でもそこにいなくても、宮崎監督にとって高畑監督という愛憎渦巻いた存在の大きさというか、そういう描き方が良いね。
序盤こそNHKのメイキングの様だけれど、後半になり3人の物語としての形が見えつつある感じなると深みが感じられる。
「風立ちぬ」の完成後のスタジオ屋上で、初めて画面に現れた高畑監督との3人の談笑はグッとくるものがあるし、映画の見せ場としてかなりいい画だとも思う。
それにしても宮崎監督は饒舌だよなあ。
考え方が偏った老人と思わせる部分もあるけど、至極真っ当な人生経験の重みのある発言もあるし、矛盾した発言もポロポロしつつ、その辺の見せ方は構成も上手かった。
空襲体験を語るシーン、父親が空襲から逃げてきた近所の子供にチョコレートを挙げた話のオチで、「パクさん(高畑監督)なんて2日も焼野原を彷徨って、芋のツルももらえなかったって、だからあんな(ひねくれ者)になっちゃったw」と言うのには爆笑してしまったw
ジブリという王国の今と未来の危うさはどこか全体に感じられる。
作品の終わりに宮崎監督の引退が入ってきたのは、撮影開始時には想定もしてなかっただろうし、どこか運命の様なものもあったんだろうけれど。

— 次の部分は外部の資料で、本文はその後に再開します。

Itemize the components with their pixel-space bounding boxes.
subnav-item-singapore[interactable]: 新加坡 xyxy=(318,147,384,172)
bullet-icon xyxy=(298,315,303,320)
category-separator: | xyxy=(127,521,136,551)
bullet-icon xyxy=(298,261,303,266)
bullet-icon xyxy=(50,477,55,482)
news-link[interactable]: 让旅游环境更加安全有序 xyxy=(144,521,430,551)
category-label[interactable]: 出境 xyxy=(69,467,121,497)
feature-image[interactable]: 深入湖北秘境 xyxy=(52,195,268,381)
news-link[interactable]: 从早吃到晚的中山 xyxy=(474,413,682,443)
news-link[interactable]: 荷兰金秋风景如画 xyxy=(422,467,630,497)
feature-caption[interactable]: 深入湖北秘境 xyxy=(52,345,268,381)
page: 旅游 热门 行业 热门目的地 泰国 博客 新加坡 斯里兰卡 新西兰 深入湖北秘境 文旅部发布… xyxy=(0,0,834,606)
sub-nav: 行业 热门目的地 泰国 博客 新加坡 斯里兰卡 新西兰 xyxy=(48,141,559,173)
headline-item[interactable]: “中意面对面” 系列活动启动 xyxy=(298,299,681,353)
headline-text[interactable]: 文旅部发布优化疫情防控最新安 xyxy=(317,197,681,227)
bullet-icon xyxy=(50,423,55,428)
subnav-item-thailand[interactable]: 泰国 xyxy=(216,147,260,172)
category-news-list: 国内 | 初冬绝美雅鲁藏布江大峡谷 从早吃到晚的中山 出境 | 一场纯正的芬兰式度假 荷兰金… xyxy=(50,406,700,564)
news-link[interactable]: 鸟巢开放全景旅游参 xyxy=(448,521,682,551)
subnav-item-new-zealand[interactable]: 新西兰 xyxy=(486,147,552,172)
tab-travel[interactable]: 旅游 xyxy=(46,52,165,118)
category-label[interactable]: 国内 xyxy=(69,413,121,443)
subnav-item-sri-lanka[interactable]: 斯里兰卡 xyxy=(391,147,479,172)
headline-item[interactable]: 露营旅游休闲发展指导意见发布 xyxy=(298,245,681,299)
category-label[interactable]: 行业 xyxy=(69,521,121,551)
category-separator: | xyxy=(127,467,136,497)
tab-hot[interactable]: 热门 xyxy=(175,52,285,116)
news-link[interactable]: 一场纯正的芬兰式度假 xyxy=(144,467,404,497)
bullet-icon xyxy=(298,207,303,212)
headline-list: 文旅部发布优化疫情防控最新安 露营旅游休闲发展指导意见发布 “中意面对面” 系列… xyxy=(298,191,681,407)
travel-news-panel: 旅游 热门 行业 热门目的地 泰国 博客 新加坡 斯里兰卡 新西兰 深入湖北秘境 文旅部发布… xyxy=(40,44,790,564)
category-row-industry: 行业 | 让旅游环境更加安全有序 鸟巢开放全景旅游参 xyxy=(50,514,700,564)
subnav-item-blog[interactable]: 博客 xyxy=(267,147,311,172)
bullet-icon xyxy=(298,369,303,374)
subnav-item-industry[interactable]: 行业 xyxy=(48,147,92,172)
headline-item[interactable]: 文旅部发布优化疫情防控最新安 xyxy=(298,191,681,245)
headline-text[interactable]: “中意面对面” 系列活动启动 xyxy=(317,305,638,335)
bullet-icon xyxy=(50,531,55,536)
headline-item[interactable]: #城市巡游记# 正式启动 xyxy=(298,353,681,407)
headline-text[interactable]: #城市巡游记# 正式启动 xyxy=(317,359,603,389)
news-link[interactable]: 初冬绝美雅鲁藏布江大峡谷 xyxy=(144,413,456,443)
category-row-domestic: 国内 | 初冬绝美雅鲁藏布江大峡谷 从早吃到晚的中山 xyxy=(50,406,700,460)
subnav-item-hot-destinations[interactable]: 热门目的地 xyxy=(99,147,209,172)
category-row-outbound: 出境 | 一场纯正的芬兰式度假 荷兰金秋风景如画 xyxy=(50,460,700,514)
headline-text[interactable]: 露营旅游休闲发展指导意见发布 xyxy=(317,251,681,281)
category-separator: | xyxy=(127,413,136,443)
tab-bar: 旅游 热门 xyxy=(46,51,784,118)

中盤、ジブリの若手監督である宮崎吾朗が、会議でプロデューサーとやりあっているシーンは目を引いた。
怒りの表情と共に「俺はこの世界に間違って入った人間だ」と、本人がハッキリ言っている。
彼の心情…この発言は正直驚いたし、傍観者としてのドキュメンタリー作品の良さがここにはあったね。
ジブリの後継者はどうなるのか、そういった危うさがある中で、宮崎駿と庵野秀明との関係性に何か暖かいものを感じたのは希望でもあるか。
師弟の様な、人として認め合っている様な、宮崎駿も直接ジブリではなくとも庵野秀明のその生き方を認めているのだろう、そんなの表情が良かった。